21/04/22

Ali bin Abu Thalib, Menjadi Khalifah hingga Wafat

Setelah wafat Khalifah Utsman bin Affan,[1] pemerintahan Islam di Madinah kosong dari jabatan khalifah. Kaum Muslim saat itu menyadari akan timbulnya situasi gawat akibat tidak adanya khalifah Islam yang memegang kendali pemerintahan pusat. Umat Islam di Madinah sepakat memilih Ali bin Abi Thalib dan membaiatnya di Masjid Nabawi (Madinah Al-Munawwarah). Sahabat Nabi yang membaiat di antaranya: Thalhah bin Ubaidillah,  Zubair bin Awwam, kaum Muhajirin, dan kaum Anshar. Sedangkan mereka yang menolak baiat adalah Muhammad bin Maslamah, Hasan bin Tsabit, Abdullah bin Salam, Abdullah bin Umar, Usamah bin Zaid, Saad bin Abi Waqqash, dan Ka'ab bin Malik.

            Pembaiatan ini bisa dianggap momentum yang ditunggu-tunggu oleh pengikut Ahlulbait yang sejak wafat Rasulullah saw tidak memiliki kekuatan dalam politik. Pascawafat Rasulullah saw kepemimpinan dan pemerintahan Madinah dipegang oleh Abu Bakar, Umar bin Khaththab, dan Utsman bin Affan. Meski secara nash bahwa Ali bin Abi Thalib sebagai washi dan mawla, tetapi alasan perdamaian dan persaudaraan di antara umat Islam tampaknya yang diambil oleh Ali bin Abi Thalib sehingga tidak mengambil jabatan khalifah sesuai dengan ketetapan di Ghadir Khum, pada 18 Zulhijjah 11 Hijriah, oleh Rasulullah saw. 

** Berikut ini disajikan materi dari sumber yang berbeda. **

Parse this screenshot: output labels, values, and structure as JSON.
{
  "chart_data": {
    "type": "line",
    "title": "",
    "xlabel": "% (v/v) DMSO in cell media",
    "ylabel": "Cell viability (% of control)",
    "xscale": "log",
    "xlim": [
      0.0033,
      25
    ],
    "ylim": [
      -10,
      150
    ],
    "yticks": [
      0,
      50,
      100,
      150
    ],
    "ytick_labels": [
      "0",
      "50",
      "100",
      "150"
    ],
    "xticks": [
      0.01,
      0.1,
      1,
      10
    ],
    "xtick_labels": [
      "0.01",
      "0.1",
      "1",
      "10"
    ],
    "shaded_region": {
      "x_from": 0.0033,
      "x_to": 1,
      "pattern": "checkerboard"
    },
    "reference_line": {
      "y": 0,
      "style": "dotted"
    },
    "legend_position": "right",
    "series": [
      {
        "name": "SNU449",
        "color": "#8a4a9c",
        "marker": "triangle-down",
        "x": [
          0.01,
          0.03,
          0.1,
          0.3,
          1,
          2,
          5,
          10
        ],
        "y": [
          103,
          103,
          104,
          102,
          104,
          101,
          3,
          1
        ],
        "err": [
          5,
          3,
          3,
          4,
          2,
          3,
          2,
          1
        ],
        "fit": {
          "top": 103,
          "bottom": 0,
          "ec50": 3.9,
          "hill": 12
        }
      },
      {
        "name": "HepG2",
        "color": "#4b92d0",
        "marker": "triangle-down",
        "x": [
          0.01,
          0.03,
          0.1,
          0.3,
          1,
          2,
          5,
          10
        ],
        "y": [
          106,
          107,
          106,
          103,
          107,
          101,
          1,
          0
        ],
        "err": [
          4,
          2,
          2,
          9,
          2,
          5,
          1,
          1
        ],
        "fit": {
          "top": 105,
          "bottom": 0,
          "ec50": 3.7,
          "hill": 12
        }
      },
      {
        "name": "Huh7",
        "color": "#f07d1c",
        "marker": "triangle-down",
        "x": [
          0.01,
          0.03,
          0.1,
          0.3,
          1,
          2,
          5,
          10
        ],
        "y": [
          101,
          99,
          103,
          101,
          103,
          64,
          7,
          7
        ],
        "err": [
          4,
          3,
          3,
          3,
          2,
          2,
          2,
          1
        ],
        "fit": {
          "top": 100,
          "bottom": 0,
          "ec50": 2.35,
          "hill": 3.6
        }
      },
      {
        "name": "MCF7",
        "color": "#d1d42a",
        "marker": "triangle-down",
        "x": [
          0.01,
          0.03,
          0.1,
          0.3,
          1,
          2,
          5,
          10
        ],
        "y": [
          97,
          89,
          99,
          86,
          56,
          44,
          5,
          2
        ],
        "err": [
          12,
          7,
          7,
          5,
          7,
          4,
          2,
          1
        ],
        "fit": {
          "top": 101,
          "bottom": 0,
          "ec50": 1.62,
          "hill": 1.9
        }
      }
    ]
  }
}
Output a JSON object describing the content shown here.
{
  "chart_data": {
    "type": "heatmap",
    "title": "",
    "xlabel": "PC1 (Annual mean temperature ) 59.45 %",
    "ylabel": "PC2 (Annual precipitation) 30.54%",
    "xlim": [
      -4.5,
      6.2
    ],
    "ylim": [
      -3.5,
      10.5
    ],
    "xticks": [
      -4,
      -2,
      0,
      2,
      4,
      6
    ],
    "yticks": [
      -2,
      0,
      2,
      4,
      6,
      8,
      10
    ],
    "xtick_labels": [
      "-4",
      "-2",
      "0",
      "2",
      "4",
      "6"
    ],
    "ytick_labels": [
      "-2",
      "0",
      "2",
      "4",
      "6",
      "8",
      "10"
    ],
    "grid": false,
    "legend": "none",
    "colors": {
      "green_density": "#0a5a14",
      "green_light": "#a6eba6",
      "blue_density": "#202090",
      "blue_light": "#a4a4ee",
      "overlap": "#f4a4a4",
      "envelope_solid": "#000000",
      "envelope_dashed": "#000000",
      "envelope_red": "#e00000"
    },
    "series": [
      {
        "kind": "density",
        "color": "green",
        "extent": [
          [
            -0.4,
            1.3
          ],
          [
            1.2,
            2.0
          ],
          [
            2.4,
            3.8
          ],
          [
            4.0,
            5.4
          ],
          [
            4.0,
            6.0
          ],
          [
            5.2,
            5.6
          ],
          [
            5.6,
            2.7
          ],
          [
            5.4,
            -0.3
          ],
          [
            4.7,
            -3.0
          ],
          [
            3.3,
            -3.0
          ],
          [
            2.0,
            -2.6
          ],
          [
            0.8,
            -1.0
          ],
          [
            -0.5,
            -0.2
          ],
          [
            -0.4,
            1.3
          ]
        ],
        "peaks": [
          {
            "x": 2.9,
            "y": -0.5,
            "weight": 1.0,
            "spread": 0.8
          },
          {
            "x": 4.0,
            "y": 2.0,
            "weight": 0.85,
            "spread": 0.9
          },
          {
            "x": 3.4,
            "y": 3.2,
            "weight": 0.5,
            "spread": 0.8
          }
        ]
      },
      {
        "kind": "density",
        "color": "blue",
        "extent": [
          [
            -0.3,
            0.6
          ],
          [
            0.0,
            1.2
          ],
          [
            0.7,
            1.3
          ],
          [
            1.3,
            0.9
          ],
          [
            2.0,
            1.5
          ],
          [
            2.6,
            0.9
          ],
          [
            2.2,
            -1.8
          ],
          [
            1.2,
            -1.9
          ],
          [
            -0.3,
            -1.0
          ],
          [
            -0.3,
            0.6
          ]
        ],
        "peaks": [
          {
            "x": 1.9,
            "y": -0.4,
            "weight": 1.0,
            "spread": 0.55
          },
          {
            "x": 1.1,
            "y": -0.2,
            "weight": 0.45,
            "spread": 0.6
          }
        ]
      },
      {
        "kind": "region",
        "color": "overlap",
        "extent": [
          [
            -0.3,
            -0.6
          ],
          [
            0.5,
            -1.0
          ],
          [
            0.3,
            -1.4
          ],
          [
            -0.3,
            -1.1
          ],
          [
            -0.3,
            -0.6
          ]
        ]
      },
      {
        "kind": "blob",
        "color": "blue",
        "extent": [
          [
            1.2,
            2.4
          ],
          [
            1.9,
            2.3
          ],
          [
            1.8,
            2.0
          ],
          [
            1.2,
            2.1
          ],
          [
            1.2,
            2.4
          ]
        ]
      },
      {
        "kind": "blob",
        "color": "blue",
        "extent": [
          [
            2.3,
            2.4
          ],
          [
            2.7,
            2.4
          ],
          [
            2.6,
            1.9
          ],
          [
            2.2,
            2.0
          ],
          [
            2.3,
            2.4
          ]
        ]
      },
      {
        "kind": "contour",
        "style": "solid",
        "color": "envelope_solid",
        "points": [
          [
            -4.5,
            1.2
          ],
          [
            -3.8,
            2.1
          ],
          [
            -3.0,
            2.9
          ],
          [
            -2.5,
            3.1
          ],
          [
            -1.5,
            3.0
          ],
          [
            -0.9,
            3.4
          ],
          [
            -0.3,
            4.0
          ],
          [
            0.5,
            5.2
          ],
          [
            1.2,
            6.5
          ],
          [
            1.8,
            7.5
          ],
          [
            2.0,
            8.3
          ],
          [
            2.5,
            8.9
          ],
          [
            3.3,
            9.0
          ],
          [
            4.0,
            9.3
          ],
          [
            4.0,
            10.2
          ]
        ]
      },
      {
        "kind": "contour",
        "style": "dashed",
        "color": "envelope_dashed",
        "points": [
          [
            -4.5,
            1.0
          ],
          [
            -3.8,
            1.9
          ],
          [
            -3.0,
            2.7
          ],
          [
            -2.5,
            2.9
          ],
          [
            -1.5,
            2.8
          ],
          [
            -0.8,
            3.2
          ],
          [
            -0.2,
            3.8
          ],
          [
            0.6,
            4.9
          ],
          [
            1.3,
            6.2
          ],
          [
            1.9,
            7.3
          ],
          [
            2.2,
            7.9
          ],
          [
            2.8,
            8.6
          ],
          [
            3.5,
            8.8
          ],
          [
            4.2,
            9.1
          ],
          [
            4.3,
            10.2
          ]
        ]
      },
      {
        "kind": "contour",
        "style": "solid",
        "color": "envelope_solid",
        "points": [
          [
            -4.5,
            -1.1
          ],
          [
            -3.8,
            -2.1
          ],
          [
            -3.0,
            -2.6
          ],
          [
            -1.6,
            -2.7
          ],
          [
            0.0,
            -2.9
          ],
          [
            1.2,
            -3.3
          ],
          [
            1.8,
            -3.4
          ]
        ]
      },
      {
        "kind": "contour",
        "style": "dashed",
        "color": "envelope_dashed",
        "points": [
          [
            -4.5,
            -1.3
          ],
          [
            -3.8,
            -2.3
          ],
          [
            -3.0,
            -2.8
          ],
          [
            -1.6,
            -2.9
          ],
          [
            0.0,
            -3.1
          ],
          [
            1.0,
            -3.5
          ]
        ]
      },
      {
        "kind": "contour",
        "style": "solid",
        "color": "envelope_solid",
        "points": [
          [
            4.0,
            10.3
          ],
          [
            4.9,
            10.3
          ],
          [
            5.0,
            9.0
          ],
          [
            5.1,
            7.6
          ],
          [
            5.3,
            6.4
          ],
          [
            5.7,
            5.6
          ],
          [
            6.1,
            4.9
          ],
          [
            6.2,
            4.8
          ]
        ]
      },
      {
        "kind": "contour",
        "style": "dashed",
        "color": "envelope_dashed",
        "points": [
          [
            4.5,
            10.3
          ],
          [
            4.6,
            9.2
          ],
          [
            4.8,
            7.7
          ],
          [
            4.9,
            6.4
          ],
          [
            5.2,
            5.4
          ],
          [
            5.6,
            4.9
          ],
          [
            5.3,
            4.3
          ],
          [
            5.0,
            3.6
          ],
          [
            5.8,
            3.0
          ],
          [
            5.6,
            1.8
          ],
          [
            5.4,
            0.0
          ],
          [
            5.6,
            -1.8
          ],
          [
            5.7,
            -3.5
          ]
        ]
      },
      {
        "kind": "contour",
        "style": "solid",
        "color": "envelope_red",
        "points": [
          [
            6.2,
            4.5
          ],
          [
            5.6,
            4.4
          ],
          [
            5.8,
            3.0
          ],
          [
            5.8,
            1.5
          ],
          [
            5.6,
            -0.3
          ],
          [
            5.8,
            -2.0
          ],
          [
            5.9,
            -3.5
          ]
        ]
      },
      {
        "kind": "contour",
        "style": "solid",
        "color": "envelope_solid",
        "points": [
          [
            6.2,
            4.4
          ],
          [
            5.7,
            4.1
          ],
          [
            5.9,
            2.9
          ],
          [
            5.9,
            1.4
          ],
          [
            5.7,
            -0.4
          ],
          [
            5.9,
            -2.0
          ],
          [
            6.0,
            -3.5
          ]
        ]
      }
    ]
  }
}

 Awal memerintah, Khalifah Ali bin Abi Thalib membagikan harta ghanimah dari baitul mal secara adil kepada haknya dengan tidak membedakan antara budak dan sahabat dalam membagikannya. Kebiasaan khalifah sebelumnya yang memberikan harta lebih besar kepada sahabat Nabi saw, keluarga, dan pegawai pemerintah diubahnya. Semuanya sama mendapatkan tiga dinar. Khalifah Ali bin Abi Thalib juga menyusun sistem yang Islami dengan membentuk gerakan spiritual dan menertibkan aparatur pemerintahan.[2]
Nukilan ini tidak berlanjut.